Tunnel Vega measures how a change in implied volatility affects the fair value of a binary option. It is also mathematically expressed as the first derivative of the fair value of a terowong pilihan binari.
The mathematical representation of Tunnel Vega is:
Features of the tunnel vega metric
Suppose we select the 1-day vega profile from the soybean chart. In that case, we see that the Vega is slightly different from zero halfway between strikes. This indicates that the probability of the price going down has increased due to the longer time to expiration.
On a 10-day profile, this pattern continues. But we also notice that the absolute value of the Binary Options Tunnel Vegas decreases again. This is because the probability of the price being between strikes is becoming less dependent on the current strike price.
Besides, it is noticeable that from an implied turun naik of 20% and above, there is not much difference between Vega and other indicators.
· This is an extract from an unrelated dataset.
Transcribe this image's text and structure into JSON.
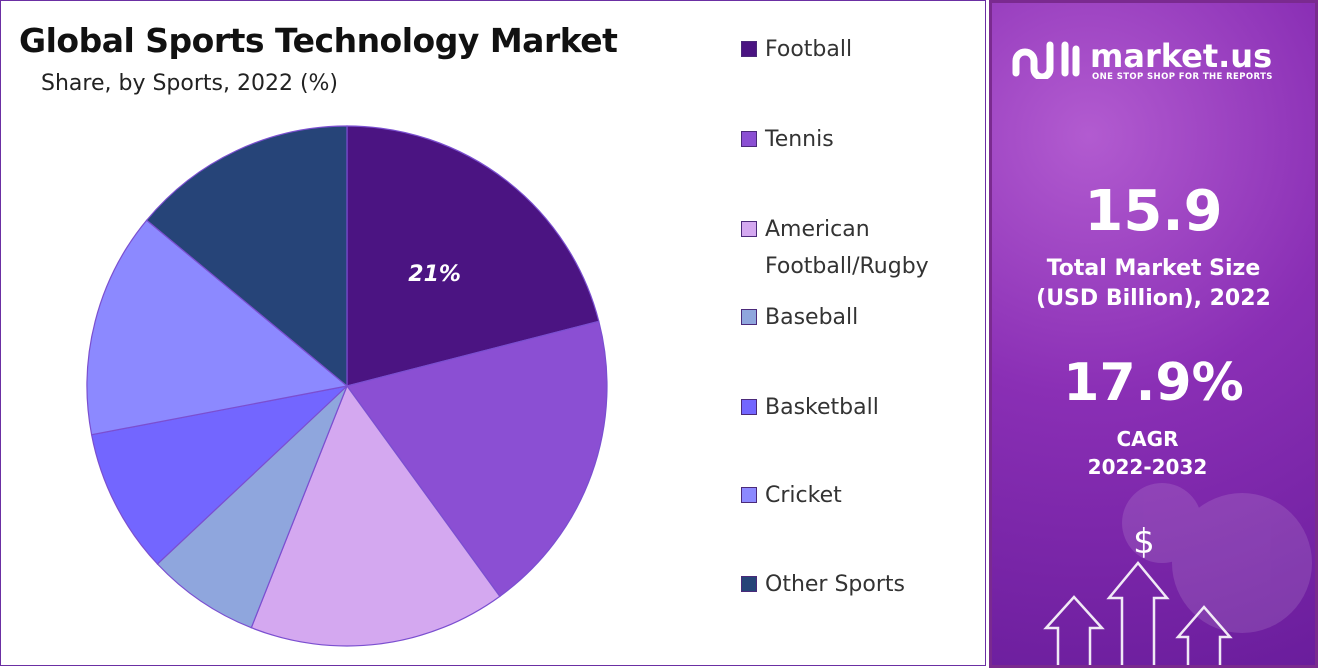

This can be a possible indication of an even price rise. Keep that in mind for your next pilihan binari perdagangan.
Conclusion – Tunnel Vega is a helpful metric
Yes, Tunnel Vega can be a helpful metric that you can use in binary options trading. However, I always recommend having a closer look not only at the Vega, but also at the Tunnel-Theta, Tunnel-Gamma, and Tunnel-Delta. If you have determined all four values, your chances of making better predictions about market movements increase.